Nos Estados Unidos, os gastos federais com combate ao fogo quase quadruplicaram nas últimas duas décadas, chegando a US$ 4,4 bilhões em 2021. Mesmo assim, tragédias como as de Los Angeles, Lahaina (Havaí) e Durkee (Oregon) continuam se repetindo.
10% do planeta sob ameaça direta
Além de analisar o passado, os cientistas desenvolveram um modelo que mapeia as regiões com maior risco futuro de incêndios próximos a comunidades humanas.
O resultado: 10% da superfície terrestre da Terra está em zonas críticas, especialmente América do Norte, Mediterrâneo, América do Sul, Austrália e África do Norte. O modelo chegou a prever com precisão desastres como os incêndios de Los Angeles e o Las Tablas, no Chile, em 2024.
“Isso oferece um mapa de onde os próximos desastres são mais prováveis”, explicou David Bowman, diretor do Fire Center da Universidade da Tasmânia. “Mas as mudanças climáticas mudaram completamente as regras do jogo.
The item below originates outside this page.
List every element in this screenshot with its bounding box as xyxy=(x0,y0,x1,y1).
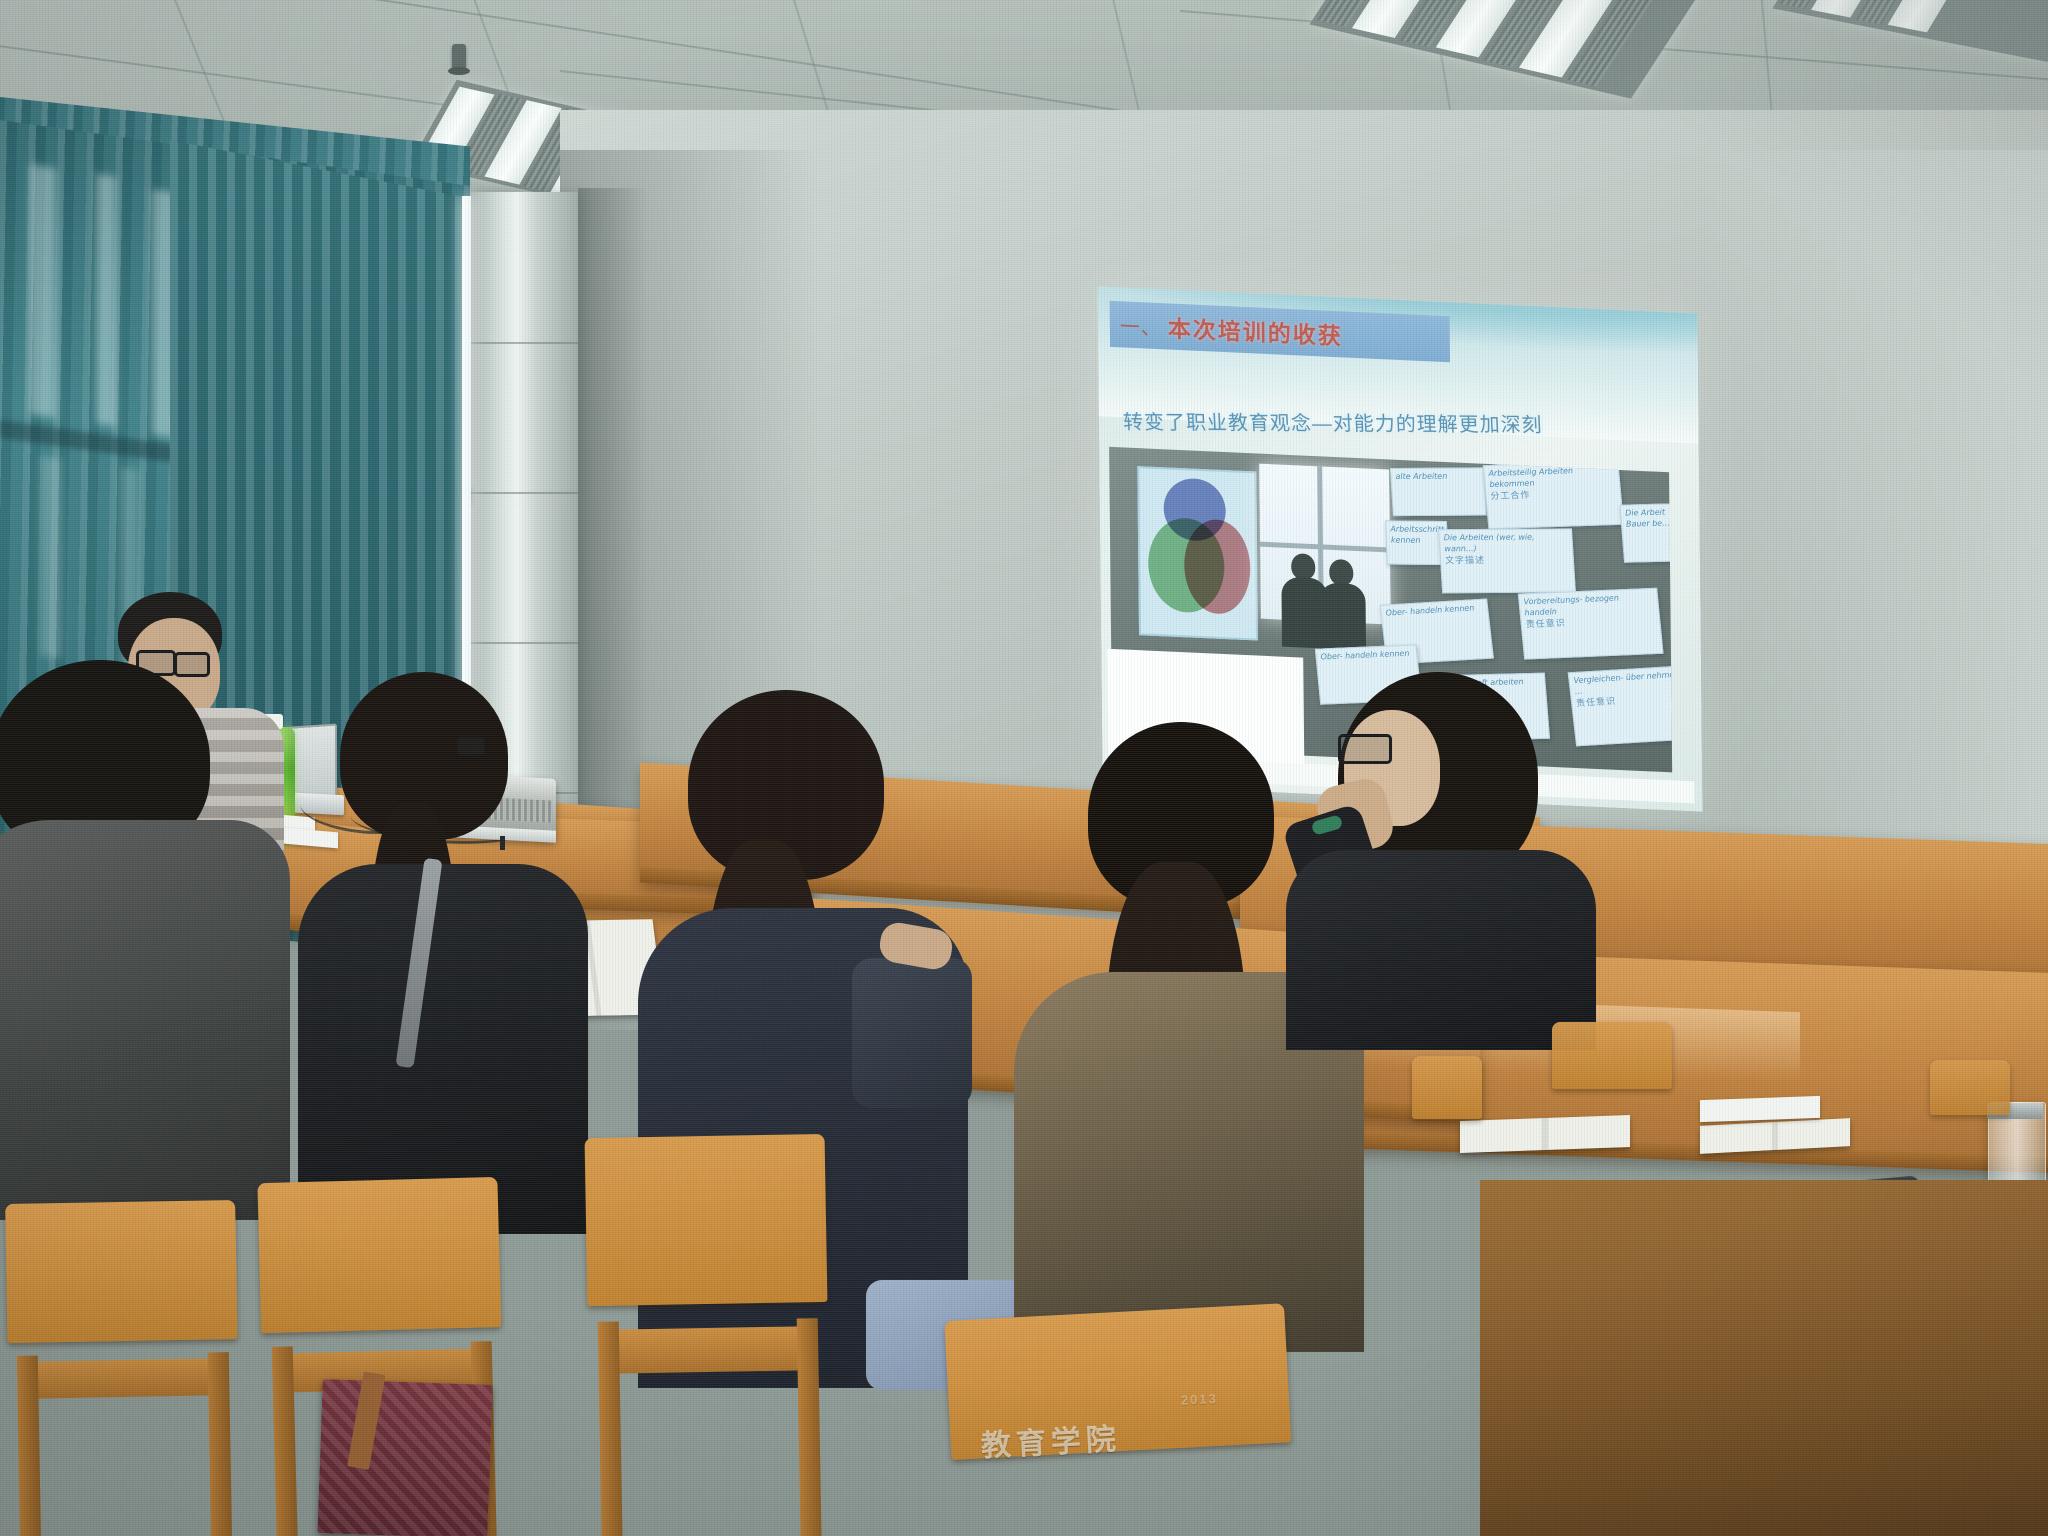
card-de-text: alte Arbeiten xyxy=(1395,471,1480,482)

Precisamos aprender a conviver com o fogo — não apenas combatê-lo.”
Clima extremo: o novo combustível dos incêndios
O estudo mostra que as condições meteorológicas extremas que alimentam os incêndios — conhecidas como “disaster weather” — tornaram-se muito mais comuns.
Desde 1980, os episódios de secas severas triplicaram, enquanto as condições de calor e ar seco favoráveis ao fogo mais que dobraram. Metade dos desastres analisados ocorreu sob os piores índices climáticos já registrados.
“Grande parte dos incêndios ocorreu sob condições infernais que tornaram o controle impossível”, disse o climatologista John Abatzoglou, também da UC Merced. “Esses padrões extremos estão se tornando mais prováveis, aumentando o risco de tragédias em todo o mundo.”
O papel decisivo das mudanças climáticas
Para os pesquisadores, não há mais dúvidas sobre o papel do aquecimento global.
“É inequívoco: as mudanças climáticas estão impulsionando esses incêndios”, afirmou o autor principal Calum Cunningham, da Universidade da Tasmânia. “Não são apenas incêndios maiores — são incêndios que ocorrem sob condições meteorológicas tão extremas que se tornam praticamente imparáveis.”
A mensagem do estudo é clara: o planeta está entrando em uma era de megaincêndios impulsionados pelo clima. E enquanto as temperaturas continuam subindo, as chamas que consomem florestas e cidades podem se tornar o novo normal.